Over the last several months, telemarketers have confronted a new reality that forces them to understand the implications of declarations of public health and other emergencies issued by local, state, and federal governmental agencies.  Various jurisdictions have telemarketing restrictions that are triggered upon such declarations, making recent months and the foreseeable future a particularly tricky time to operate a telemarketing business.

What is an example of emergency-related telemarketing restrictions?

Louisiana provides a concrete recent example of a state whose telemarketing rules of the road changed with the issuance of an emergency declaration.  In advance of the anticipated landfall of a recent hurricane, Governor John Bel Edwards declared a state of emergency.  That declaration had the effect of activating a statutory prohibition against all telemarketing in the State, with certain exceptions.  For example, some exceptions from the broad telemarketing ban are for calls made: (1) to collect a debt; (2) by approved non-profit organizations; or (3) to conduct market research.  Likewise, calls made to recipients who have expressly requested to be contacted, or with whom a business has a preexisting or prior business relationship, can also be placed, with one big caveat – the consent must have been provided within the last six months and the prior business relationship must not have been terminated more than six months before the subject call is made. 

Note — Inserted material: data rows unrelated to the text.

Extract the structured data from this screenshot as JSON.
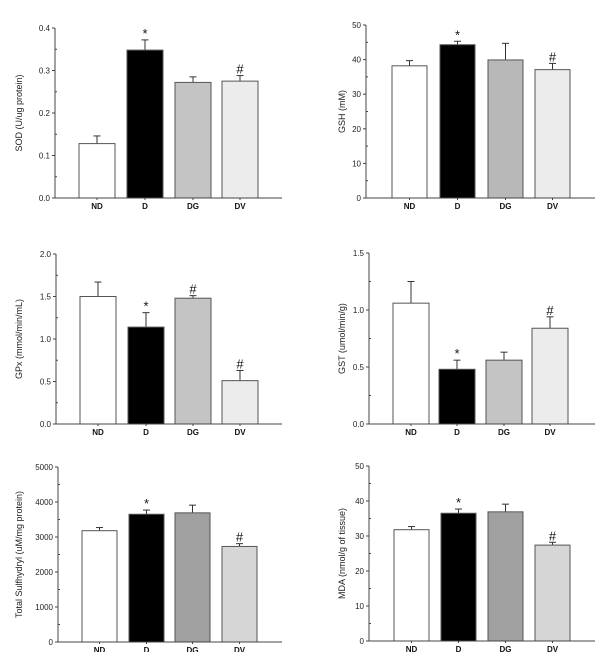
{
  "chart_data": [
    {
      "type": "bar",
      "ylabel": "SOD (U/ug protein)",
      "categories": [
        "ND",
        "D",
        "DG",
        "DV"
      ],
      "values": [
        0.128,
        0.348,
        0.272,
        0.275
      ],
      "errors": [
        0.018,
        0.024,
        0.013,
        0.013
      ],
      "annotations": [
        "",
        "*",
        "",
        "#"
      ],
      "colors": [
        "#ffffff",
        "#000000",
        "#c4c4c4",
        "#ececec"
      ],
      "ylim": [
        0,
        0.4
      ],
      "yticks": [
        0.0,
        0.1,
        0.2,
        0.3,
        0.4
      ],
      "ytick_labels": [
        "0.0",
        "0.1",
        "0.2",
        "0.3",
        "0.4"
      ]
    },
    {
      "type": "bar",
      "ylabel": "GSH (mM)",
      "categories": [
        "ND",
        "D",
        "DG",
        "DV"
      ],
      "values": [
        38.2,
        44.3,
        39.9,
        37.1
      ],
      "errors": [
        1.5,
        1.0,
        4.8,
        1.8
      ],
      "annotations": [
        "",
        "*",
        "",
        "#"
      ],
      "colors": [
        "#ffffff",
        "#000000",
        "#b8b8b8",
        "#ececec"
      ],
      "ylim": [
        0,
        50
      ],
      "yticks": [
        0,
        10,
        20,
        30,
        40,
        50
      ],
      "ytick_labels": [
        "0",
        "10",
        "20",
        "30",
        "40",
        "50"
      ]
    },
    {
      "type": "bar",
      "ylabel": "GPx (mmol/min/mL)",
      "categories": [
        "ND",
        "D",
        "DG",
        "DV"
      ],
      "values": [
        1.5,
        1.14,
        1.48,
        0.51
      ],
      "errors": [
        0.17,
        0.17,
        0.03,
        0.12
      ],
      "annotations": [
        "",
        "*",
        "#",
        "#"
      ],
      "colors": [
        "#ffffff",
        "#000000",
        "#c4c4c4",
        "#ececec"
      ],
      "ylim": [
        0,
        2.0
      ],
      "yticks": [
        0.0,
        0.5,
        1.0,
        1.5,
        2.0
      ],
      "ytick_labels": [
        "0.0",
        "0.5",
        "1.0",
        "1.5",
        "2.0"
      ]
    },
    {
      "type": "bar",
      "ylabel": "GST (umol/min/g)",
      "categories": [
        "ND",
        "D",
        "DG",
        "DV"
      ],
      "values": [
        1.06,
        0.48,
        0.56,
        0.84
      ],
      "errors": [
        0.19,
        0.08,
        0.07,
        0.1
      ],
      "annotations": [
        "",
        "*",
        "",
        "#"
      ],
      "colors": [
        "#ffffff",
        "#000000",
        "#c4c4c4",
        "#ececec"
      ],
      "ylim": [
        0,
        1.5
      ],
      "yticks": [
        0.0,
        0.5,
        1.0,
        1.5
      ],
      "ytick_labels": [
        "0.0",
        "0.5",
        "1.0",
        "1.5"
      ]
    },
    {
      "type": "bar",
      "ylabel": "Total Sulfhydryl (uM/mg protein)",
      "categories": [
        "ND",
        "D",
        "DG",
        "DV"
      ],
      "values": [
        3180,
        3650,
        3690,
        2730
      ],
      "errors": [
        90,
        120,
        220,
        80
      ],
      "annotations": [
        "",
        "*",
        "",
        "#"
      ],
      "colors": [
        "#ffffff",
        "#000000",
        "#a0a0a0",
        "#d6d6d6"
      ],
      "ylim": [
        0,
        5000
      ],
      "yticks": [
        0,
        1000,
        2000,
        3000,
        4000,
        5000
      ],
      "ytick_labels": [
        "0",
        "1000",
        "2000",
        "3000",
        "4000",
        "5000"
      ]
    },
    {
      "type": "bar",
      "ylabel": "MDA (nmol/g of tissue)",
      "categories": [
        "ND",
        "D",
        "DG",
        "DV"
      ],
      "values": [
        31.8,
        36.5,
        36.9,
        27.4
      ],
      "errors": [
        0.9,
        1.2,
        2.2,
        0.8
      ],
      "annotations": [
        "",
        "*",
        "",
        "#"
      ],
      "colors": [
        "#ffffff",
        "#000000",
        "#a0a0a0",
        "#d6d6d6"
      ],
      "ylim": [
        0,
        50
      ],
      "yticks": [
        0,
        10,
        20,
        30,
        40,
        50
      ],
      "ytick_labels": [
        "0",
        "10",
        "20",
        "30",
        "40",
        "50"
      ]
    }
  ]
}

Keeping Compliant with Emergency-Induced Telemarketing Restrictions

It is important that telemarketers work with experienced marketing attorneys to guide them through state and federal laws in order to avoid regulatory trouble. Even under ordinary business conditions, telemarketing law can be complicated and vary dramatically between jurisdictions.  These are not times of ordinary business conditions, however.  Declared public health and states of emergency have become commonplace and may continue for some time.  As a result, it is recommended to avoid placing telemarketing calls in certain jurisdictions unless you offer crucial products or services and have consulted with knowledgeable counsel concerning compliance with applicable law and regulations.